I did think Winter Palace would have made a better name for it though. Not only was it decorated in Christmas colors, the temperature in the room was downright frosty. On the plus side they had plenty of tables so people on our cruise always got right in with no waiting.
The other dining room, called Indigo, is smaller and less formal. Although since jeans and a t-shirt would more than meet the requirements for Norwegian’s minimal dress code even at the “formal” dining room, dressing for dinner really shouldn’t be a problem at either place. Indigo kept the temperature of the room at a far more comfortable level than the Summer Palace.
That was my reason for preferring it to the Summer Palace, as they served the same food. Other people also seemed to like Indigo better, since often they had a wait to get in for dinner. Our pager always went off in under half an hour though so the waits were not too bad.
Another option for free meals on the Pearl was the Garden Cafe Buffet. Entering the buffet meant holding out your hands for the “Happy, happy, washy, washy” crew to spray them with hand sanitizer. Once inside a number of different stations offered quite a variety of food. Some came up from the main galley, but a lot got prepared right there at the station where they served it. We especially enjoyed the made-to-order turkey and veggie burgers. One night the buffet served an excellent late-night chocolate buffet.
The Blue Lagoon 24-hour cafe also offered food at no extra charge, and daytime room service came free as well.
Other free food included BBQ served lunch daily at Topsider’s Grill by the pool, and the Great Outdoors Bar served complimentary buffet food with outdoor seating. On our behind-the-scenes tour we saw a pig roasting in the galley for a Bavarian themed lunch at the Great Outdoors. For yet another free outdoor dining choice, passengers could try the Sky High Bar & Grill above the pool.
The choices for pay-extra eateries seemed limitless. We gave Teppanyaki – where your dinner is the show – a try and loved it. Not just the food, but the whole grilling and knife trick experience. Chefs there cook with a flair right at the guests’ table, which mostly consists of a very large grill.
With an eatery to meet pretty much any taste or desire for a particular type of food, the Pearl had quite a variety of premium places to choose from. They had Cagney’s Steakhouse, which served breakfast and lunch complimentary to suite guests and VIP’s as well as being open to everyone for dinner for a fee. In addition to the Japanese food at Teppanyaki, the Pearl had many other choices for ethnic food with varying fees at La Cucina Italian, Le Bistro French, Lotus Garden Asian (which also has an a la carte sushi bar), and Moderno Churrascaria Brazillian.
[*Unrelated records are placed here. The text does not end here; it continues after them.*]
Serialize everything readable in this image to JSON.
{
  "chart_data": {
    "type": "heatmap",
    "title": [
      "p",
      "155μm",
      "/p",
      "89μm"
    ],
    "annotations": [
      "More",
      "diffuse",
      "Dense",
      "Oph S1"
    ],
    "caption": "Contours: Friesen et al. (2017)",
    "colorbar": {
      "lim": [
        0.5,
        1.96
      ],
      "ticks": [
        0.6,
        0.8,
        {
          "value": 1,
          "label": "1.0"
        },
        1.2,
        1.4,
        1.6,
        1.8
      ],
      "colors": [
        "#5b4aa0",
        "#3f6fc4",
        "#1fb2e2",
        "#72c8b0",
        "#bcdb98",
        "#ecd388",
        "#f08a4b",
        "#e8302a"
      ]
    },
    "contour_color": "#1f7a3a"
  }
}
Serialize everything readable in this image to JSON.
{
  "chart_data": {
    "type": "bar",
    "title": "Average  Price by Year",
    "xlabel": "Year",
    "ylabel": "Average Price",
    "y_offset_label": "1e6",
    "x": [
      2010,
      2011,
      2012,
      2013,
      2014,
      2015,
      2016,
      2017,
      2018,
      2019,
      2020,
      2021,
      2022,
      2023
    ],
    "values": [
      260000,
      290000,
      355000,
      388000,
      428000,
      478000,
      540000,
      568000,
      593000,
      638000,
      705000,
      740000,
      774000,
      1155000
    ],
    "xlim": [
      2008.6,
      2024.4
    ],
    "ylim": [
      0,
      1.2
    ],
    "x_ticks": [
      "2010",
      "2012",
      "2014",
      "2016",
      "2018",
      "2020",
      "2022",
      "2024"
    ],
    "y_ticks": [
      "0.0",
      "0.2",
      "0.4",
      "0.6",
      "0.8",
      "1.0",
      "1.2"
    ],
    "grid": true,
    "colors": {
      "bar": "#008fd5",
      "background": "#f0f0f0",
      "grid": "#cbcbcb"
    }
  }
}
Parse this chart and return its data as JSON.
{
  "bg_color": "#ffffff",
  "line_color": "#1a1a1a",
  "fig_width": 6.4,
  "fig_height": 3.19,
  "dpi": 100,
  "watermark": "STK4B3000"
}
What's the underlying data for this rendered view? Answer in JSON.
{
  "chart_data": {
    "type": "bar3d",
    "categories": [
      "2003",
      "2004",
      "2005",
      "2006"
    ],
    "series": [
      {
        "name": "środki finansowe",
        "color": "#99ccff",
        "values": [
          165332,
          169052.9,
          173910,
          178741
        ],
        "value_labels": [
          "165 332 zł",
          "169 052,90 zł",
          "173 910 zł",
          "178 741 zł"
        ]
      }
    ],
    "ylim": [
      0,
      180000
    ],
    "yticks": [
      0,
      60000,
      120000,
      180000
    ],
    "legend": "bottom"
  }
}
In case all that isn’t enough they also had pizza delivery available to passenger cabins 24/7 for $5.
I enjoyed reading this post (I enjoy reading ALL your posts). When we were on the Norwegian Jewel, we didn’t try the pay restaurants, but we would take our breakfast from the buffet and walk over with the plate and eat it in the Italian restaurant next door. Made a lovely quiet atmosphere for breakfast and a delightful start to the day. Last month we were on the Adventure of the Seas (Royal Caribbean) and for the first time we ate at the Portofino restaurant (paid). I had always felt the same way as you …. why bother with $ when there is so much good for free? However, it was so good, I have completely changed my mind and will definitely eat there, again. 🙂
That was a good idea to take your breakfast into a restaurant that hadn’t opened yet and have a lovely place to sit while avoiding the crowds.
Yes the food is amazing which makes discipline difficult
Which is why people tend to gain weight on cruises.
Yes so easy hey
Mmmm, it all looks so good! I’m assuming there is a gym on the ship? So I’d eat lots of yummy things and also make sure I got to the gym! I’m interested in what they served at that kids cafe from one of your photos. Healthy stuff for kids, or the usual fried fare?
The kid’s cafe had juice and fruit when I took the photo.
Oh this looks good!!!
The bread looks interesting. I don’t know if I have had bavarian bread but they do make good beer so I guess that’s close enough.